Just goes to show you that we all get older. Some day. Somehow.
But still, Tully is a solid reminder of the kind of magic that director Jason Reitman and Cody were already able to make before with the aforementioned Juno and the highly underrated Young Adult. In ways, the two help balance the other out; Reitman knows what it’s like to play scenes straight and serious, but whenever Cody’s script has a snarky line to drop, he is able to switch things up sometimes mid-scene. This makes Tully feel like much more of a light-comedy than a flat-out comedy, but it’s a welcome change-of-pace for two people who have always shown that they’re able to take themselves far more seriously than they sometimes let on.
And for Cody, you can tell that Tully hits very close to home, what with herself being a mother and having gone through most of the same issues that Marlo goes through. This makes everything, from the depression, to the bloating, to the laziness, to the general boredom, feel honest and genuine, and not just a chance to poke fun at the possible-realities of giving birth and being a stay-at-home mommy of three. Cody seems to not just appreciate and love being a mom and all of the life-long benefits that come with it, but also realizes that it can be a bit of a bitch too, making the process all the more emotional, yet by the same token, rewarding.
But even so, everything about Tully comes down to the final-act and for me, it just didn’t work.

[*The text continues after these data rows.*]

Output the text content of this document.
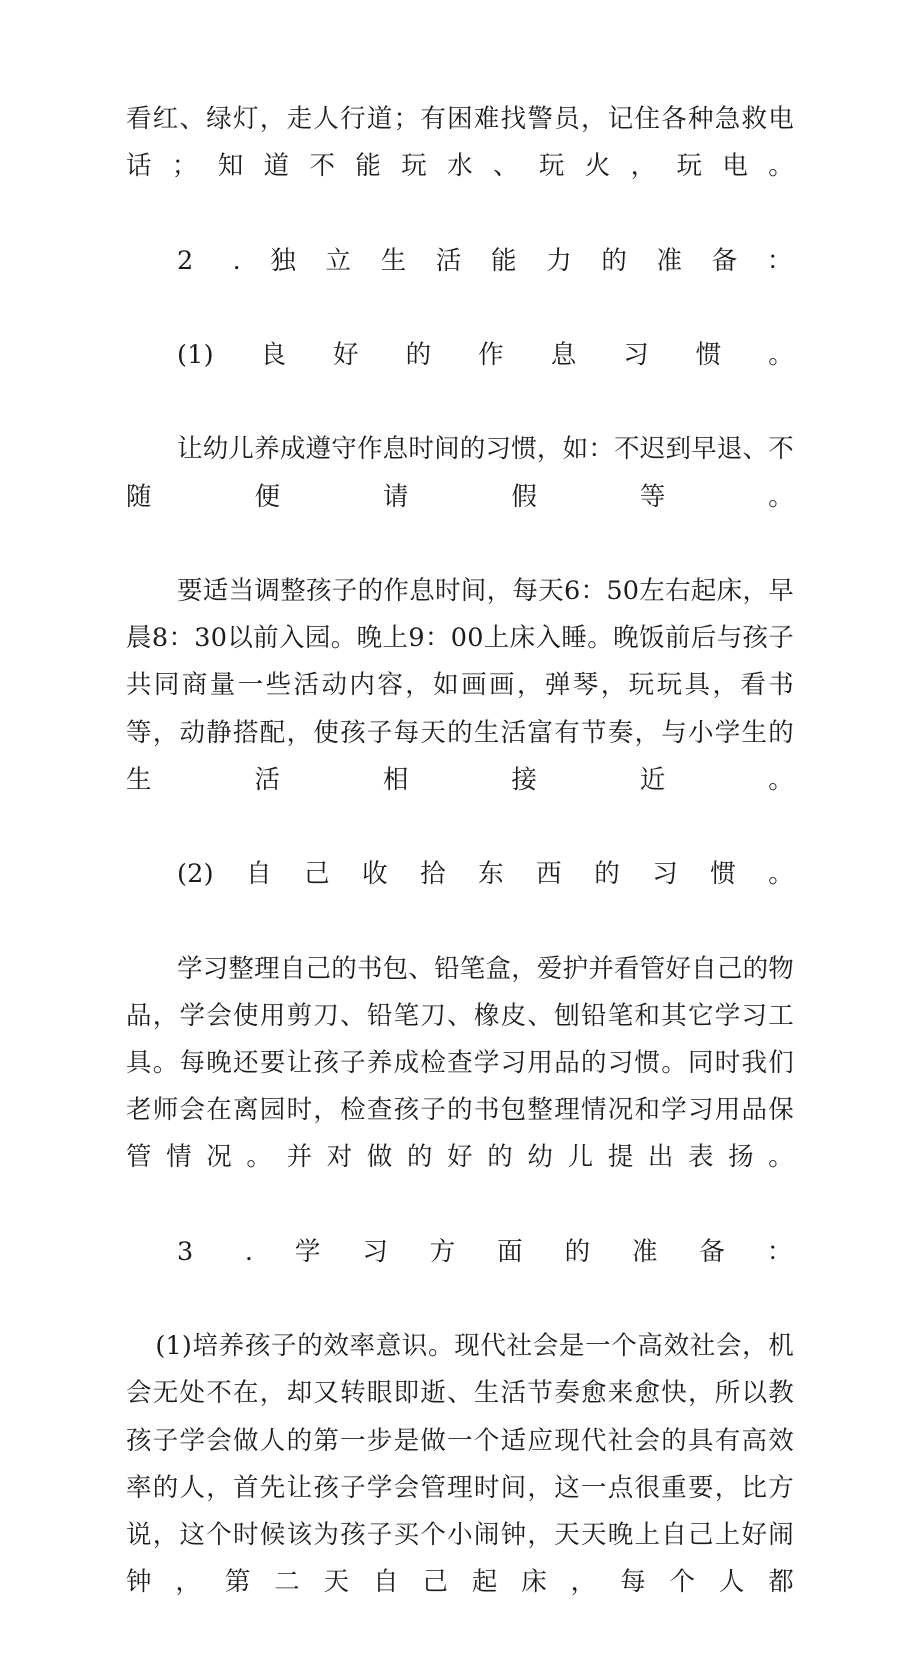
看红、绿灯，走人行道；有困难找警员，记住各种急救电话；知道不能玩水、玩火，玩电。

2 .独立生活能力的准备：

(1)良好的作息习惯。

让幼儿养成遵守作息时间的习惯，如：不迟到早退、不随便请假等。

要适当调整孩子的作息时间，每天6：50左右起床，早晨8：30以前入园。晚上9：00上床入睡。晚饭前后与孩子共同商量一些活动内容，如画画，弹琴，玩玩具，看书等，动静搭配，使孩子每天的生活富有节奏，与小学生的生活相接近。

(2)自己收拾东西的习惯。

学习整理自己的书包、铅笔盒，爱护并看管好自己的物品，学会使用剪刀、铅笔刀、橡皮、刨铅笔和其它学习工具。每晚还要让孩子养成检查学习用品的习惯。同时我们老师会在离园时，检查孩子的书包整理情况和学习用品保管情况。并对做的好的幼儿提出表扬。

3 .学习方面的准备：

(1)培养孩子的效率意识。现代社会是一个高效社会，机会无处不在，却又转眼即逝、生活节奏愈来愈快，所以教孩子学会做人的第一步是做一个适应现代社会的具有高效率的人，首先让孩子学会管理时间，这一点很重要，比方说，这个时候该为孩子买个小闹钟，天天晚上自己上好闹钟，第二天自己起床，每个人都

I can’t tell you why, really, but mostly, it depends on a narrative-choice that the movie didn’t need to make and more importantly, is already too obvious from the very start. Once again, can’t say why, but it gives Tully a far more magical and almost surreal-tone, and almost takes away from the rest of the movie. It doesn’t thankfully, as it still allows for Charlize Theron, who practically let herself go for this role, and Mackenzie Davis, to still be charming and lovely together, even when it’s always a mystery where their relationship will go and what will they do for one another. It’s why even despite the final-act blow-up, it still gets plenty of brownie-points.
Just not as much as I would have liked.
Consensus: Charming, sweet and silly, Tully remains a heartfelt and honest ode to motherhood, even when it seems to get its own narrative a little mixed-up towards the end.